Assigned pole position as the first candidate to get 30 minutes to make his case to the assembled union activists and members in the huge Philadelphia Convention Center, Biden claimed that in all his years in politics, “I have never let you down.” He challenged opponents to show where he had “ever voted against the interests” of unions and working people.
Biden was greeted initially with polite but wide-spread applause after being introduced by retired local journalist Vernon Odem, the event’s emcee. But the applause that followed for what he had to say was decidedly subdued — for example when he said that on day one of his presidency he’d end President Trump’s tax break for the top 10% of the nation’s citizens and raise the child care credit to $8000, the applause was minimal and brief. The response to his mention of his “health care plan,” which he promised would allow “union members to keep their plans,” was even more embarrassingly lackluster. And no wonder: Most unions these days dare battling rear-guard actions in negotiations (mostly failures) to prevent bosses from paring away coverage, increasing the workers’ share of premiums, raising co-pays and deductibles, and, as GM demonstrated in the current UAW strike, cancelling health coverage for workers on strike.

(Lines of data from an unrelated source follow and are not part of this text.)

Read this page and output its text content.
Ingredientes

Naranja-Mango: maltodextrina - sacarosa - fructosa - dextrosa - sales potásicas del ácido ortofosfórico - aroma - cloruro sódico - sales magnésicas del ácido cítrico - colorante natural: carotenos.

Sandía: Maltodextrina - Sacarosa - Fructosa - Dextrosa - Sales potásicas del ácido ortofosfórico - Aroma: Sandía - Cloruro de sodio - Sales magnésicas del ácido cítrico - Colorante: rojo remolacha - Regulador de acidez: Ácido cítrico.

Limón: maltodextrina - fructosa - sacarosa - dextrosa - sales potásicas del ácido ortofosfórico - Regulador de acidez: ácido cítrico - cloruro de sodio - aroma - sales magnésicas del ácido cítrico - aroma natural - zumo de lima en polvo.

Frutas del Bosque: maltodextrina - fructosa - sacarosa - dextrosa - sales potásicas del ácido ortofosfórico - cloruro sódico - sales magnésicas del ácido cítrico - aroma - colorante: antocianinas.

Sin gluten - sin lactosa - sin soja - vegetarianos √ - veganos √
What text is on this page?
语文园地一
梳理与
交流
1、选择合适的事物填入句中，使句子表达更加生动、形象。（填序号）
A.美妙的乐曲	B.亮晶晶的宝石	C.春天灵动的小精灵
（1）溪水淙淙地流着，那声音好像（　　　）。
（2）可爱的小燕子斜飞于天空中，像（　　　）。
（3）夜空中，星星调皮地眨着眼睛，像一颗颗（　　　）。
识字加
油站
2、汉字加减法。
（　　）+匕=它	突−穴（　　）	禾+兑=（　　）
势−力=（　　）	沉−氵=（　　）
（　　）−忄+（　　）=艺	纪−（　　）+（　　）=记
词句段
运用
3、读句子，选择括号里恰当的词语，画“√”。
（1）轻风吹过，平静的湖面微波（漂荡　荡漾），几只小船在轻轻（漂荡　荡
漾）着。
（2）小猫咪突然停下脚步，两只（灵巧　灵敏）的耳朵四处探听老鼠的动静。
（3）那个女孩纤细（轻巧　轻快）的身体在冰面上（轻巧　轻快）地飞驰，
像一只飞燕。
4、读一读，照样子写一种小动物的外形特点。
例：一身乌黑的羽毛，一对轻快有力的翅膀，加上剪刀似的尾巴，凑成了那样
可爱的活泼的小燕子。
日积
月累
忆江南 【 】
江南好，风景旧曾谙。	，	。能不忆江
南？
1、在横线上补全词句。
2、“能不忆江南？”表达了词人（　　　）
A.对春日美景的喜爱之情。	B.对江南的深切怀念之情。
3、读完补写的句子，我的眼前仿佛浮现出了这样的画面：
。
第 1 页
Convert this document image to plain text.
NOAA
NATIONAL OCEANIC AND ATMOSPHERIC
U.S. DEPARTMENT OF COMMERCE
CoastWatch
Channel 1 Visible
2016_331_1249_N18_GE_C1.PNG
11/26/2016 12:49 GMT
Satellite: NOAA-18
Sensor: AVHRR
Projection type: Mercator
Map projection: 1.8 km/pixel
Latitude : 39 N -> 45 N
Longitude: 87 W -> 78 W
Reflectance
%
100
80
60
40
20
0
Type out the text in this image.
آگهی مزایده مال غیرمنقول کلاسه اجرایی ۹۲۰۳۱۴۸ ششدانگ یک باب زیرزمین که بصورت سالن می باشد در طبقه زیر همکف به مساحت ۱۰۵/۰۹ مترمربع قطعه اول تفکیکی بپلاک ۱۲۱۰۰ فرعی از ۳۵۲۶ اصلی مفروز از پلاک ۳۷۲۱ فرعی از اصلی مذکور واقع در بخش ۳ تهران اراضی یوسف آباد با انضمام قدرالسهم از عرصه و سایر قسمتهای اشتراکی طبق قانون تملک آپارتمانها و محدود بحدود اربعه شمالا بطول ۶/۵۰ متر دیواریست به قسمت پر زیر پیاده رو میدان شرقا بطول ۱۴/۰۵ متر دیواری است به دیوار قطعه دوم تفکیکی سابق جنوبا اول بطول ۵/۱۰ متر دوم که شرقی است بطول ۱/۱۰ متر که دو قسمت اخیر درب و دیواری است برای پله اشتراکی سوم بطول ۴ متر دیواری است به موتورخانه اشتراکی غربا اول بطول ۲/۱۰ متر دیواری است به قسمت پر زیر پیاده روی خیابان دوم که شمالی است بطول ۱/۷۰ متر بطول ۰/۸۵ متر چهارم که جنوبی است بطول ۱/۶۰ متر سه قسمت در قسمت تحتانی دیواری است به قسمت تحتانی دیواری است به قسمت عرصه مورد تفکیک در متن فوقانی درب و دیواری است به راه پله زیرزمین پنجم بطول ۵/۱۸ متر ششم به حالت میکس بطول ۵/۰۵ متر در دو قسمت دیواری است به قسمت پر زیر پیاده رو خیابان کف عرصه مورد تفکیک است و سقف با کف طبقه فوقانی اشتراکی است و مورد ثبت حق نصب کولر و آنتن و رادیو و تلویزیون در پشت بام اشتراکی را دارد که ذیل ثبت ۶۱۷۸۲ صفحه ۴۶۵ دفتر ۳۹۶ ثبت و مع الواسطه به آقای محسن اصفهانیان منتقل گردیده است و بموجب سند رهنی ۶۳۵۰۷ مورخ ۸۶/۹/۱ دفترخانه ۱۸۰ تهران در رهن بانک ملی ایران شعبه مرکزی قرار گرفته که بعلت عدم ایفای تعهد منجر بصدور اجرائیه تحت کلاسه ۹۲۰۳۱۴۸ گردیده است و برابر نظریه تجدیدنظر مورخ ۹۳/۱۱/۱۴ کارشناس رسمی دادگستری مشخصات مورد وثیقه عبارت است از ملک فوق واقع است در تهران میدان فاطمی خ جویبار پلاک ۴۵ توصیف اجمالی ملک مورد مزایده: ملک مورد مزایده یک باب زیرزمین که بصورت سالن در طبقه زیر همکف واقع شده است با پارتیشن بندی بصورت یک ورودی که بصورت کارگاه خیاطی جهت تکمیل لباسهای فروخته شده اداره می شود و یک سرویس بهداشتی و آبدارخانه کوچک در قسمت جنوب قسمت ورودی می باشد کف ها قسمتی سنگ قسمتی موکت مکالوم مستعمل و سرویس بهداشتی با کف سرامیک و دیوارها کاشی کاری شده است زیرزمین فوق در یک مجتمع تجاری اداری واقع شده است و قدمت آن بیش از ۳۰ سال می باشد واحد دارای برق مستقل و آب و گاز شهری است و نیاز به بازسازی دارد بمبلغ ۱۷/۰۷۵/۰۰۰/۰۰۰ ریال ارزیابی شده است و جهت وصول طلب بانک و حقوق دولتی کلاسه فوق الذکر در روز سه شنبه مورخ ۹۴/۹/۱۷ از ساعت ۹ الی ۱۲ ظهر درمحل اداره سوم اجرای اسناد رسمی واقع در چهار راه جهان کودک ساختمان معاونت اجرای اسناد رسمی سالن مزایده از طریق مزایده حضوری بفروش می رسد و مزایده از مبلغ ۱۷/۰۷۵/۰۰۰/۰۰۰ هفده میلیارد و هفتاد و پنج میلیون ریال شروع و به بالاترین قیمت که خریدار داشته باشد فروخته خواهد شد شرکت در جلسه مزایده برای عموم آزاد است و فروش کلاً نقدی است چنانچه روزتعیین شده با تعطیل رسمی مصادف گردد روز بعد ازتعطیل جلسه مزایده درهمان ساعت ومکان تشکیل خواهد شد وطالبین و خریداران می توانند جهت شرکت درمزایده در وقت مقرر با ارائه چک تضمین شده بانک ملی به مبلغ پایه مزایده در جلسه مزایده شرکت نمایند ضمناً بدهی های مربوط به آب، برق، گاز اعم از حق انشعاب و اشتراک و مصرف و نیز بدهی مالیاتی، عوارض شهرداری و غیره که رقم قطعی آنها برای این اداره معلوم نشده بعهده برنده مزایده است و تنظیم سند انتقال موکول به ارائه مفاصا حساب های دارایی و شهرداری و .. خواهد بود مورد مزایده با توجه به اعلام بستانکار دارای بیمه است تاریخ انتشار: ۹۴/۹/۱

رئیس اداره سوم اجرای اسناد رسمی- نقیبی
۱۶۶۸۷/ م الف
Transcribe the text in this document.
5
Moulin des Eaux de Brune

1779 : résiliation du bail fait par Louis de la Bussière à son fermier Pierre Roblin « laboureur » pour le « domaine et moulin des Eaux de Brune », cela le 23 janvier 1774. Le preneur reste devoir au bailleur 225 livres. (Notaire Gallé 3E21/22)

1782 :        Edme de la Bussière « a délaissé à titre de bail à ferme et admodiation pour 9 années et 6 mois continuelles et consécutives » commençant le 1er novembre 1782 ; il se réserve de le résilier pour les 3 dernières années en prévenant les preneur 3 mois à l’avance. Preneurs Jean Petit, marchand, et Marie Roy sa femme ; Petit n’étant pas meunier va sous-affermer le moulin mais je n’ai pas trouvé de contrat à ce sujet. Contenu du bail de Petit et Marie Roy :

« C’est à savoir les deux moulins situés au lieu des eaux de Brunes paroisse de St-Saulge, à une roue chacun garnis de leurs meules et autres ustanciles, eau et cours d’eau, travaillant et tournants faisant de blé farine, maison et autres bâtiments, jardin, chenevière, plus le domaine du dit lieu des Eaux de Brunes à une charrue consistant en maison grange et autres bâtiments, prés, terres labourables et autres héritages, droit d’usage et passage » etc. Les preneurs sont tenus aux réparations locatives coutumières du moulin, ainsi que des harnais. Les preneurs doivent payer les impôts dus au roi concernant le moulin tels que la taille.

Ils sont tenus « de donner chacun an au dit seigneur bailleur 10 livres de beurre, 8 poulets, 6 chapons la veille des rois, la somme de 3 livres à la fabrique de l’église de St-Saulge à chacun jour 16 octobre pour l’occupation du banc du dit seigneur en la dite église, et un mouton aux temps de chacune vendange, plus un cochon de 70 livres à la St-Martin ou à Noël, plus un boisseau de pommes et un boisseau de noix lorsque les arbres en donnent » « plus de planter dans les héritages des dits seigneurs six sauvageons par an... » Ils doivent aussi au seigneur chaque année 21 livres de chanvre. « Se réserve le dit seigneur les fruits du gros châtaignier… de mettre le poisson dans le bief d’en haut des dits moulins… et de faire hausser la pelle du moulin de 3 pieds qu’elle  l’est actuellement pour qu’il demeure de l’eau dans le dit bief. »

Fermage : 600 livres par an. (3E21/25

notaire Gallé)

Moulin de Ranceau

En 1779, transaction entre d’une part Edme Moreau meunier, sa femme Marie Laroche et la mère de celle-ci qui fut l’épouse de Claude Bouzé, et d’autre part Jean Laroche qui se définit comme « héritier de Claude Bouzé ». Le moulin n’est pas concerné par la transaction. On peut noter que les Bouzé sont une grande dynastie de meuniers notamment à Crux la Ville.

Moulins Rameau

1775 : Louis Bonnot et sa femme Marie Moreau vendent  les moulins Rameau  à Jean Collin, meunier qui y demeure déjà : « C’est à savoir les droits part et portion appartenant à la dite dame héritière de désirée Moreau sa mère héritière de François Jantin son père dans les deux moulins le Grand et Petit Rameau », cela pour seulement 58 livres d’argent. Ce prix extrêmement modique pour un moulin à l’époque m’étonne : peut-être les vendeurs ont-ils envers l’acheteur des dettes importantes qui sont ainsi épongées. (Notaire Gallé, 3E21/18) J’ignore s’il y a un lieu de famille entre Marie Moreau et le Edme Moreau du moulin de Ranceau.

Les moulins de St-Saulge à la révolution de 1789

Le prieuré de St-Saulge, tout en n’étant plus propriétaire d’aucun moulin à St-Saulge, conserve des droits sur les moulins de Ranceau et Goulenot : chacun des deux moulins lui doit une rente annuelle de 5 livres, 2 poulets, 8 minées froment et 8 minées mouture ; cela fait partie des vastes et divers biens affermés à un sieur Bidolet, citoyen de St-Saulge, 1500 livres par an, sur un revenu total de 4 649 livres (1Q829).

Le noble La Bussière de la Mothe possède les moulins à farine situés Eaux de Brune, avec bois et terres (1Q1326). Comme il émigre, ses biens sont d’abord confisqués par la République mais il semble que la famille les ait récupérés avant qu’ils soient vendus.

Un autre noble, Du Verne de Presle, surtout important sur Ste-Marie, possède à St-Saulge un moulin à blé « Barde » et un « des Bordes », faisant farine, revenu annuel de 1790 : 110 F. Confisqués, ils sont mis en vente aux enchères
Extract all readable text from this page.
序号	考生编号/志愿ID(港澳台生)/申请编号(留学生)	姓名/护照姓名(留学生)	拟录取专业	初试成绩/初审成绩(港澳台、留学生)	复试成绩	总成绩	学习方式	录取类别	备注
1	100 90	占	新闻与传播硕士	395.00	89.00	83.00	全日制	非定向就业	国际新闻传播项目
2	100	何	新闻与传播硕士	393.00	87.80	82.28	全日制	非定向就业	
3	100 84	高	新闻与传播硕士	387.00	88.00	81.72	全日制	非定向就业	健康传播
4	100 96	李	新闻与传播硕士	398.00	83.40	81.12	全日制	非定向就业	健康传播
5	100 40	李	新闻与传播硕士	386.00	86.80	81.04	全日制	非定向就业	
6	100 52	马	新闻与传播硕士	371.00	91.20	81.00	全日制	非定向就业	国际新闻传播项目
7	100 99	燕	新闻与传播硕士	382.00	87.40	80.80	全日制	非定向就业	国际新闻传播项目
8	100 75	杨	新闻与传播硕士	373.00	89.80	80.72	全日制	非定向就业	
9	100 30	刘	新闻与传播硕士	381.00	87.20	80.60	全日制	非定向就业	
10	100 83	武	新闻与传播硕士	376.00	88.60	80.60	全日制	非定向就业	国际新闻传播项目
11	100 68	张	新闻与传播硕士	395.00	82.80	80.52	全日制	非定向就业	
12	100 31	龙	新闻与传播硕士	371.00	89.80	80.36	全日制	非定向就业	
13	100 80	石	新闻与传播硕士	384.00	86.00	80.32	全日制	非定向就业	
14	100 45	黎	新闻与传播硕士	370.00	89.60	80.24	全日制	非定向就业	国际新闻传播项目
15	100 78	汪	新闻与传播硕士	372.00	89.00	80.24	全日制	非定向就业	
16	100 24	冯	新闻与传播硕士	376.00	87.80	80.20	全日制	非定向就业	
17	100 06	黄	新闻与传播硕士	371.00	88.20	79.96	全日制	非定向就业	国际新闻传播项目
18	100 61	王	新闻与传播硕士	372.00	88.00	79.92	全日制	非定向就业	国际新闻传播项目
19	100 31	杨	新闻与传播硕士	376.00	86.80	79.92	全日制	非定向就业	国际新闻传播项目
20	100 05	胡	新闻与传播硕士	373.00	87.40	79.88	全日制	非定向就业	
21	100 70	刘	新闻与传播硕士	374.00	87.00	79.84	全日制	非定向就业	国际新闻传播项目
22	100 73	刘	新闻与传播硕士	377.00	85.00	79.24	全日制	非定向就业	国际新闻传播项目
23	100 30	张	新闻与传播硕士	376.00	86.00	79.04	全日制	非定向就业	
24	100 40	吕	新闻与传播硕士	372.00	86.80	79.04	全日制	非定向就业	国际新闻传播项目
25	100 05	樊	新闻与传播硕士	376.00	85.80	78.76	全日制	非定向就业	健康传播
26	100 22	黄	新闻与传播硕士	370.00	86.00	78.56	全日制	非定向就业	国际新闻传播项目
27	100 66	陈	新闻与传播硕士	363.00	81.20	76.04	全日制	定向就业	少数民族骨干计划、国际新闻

The contrast to the assembled workers’ response to Vermont Sen. Bernie Sanders, whose turn came after both Biden and Andrew Yang, was marked. Striding onto the stage to a rousing rendition of John Lennon’s “Power to the People!” (candidates at the event chose their own theme music), Sanders, his voice more gravelly than usual because of a gruelling campaign schedule, quickly cited his “100% AFL-CIO voting record” over his political career and said he had “walked on picket lines more times than I can remember.” He then, without mentioning him by name, slapped down Biden’s claim to have “always been with” working people by saying “I worked to get Amazon workers $15/hour, I did not vote for the war in Iraq, I did not vote for the Wall Street bailout, I did not vote for the Bankruptcy Bill, and I did not vote for NAFTA and the World Trade Organization, which have cost American workers four million jobs.”
Biden voted for all those anti-worker measures.
In response to that obvious knock on Biden, the hall erupted in loud clapping and cheers of “Bernie! Bernie! Bernie!”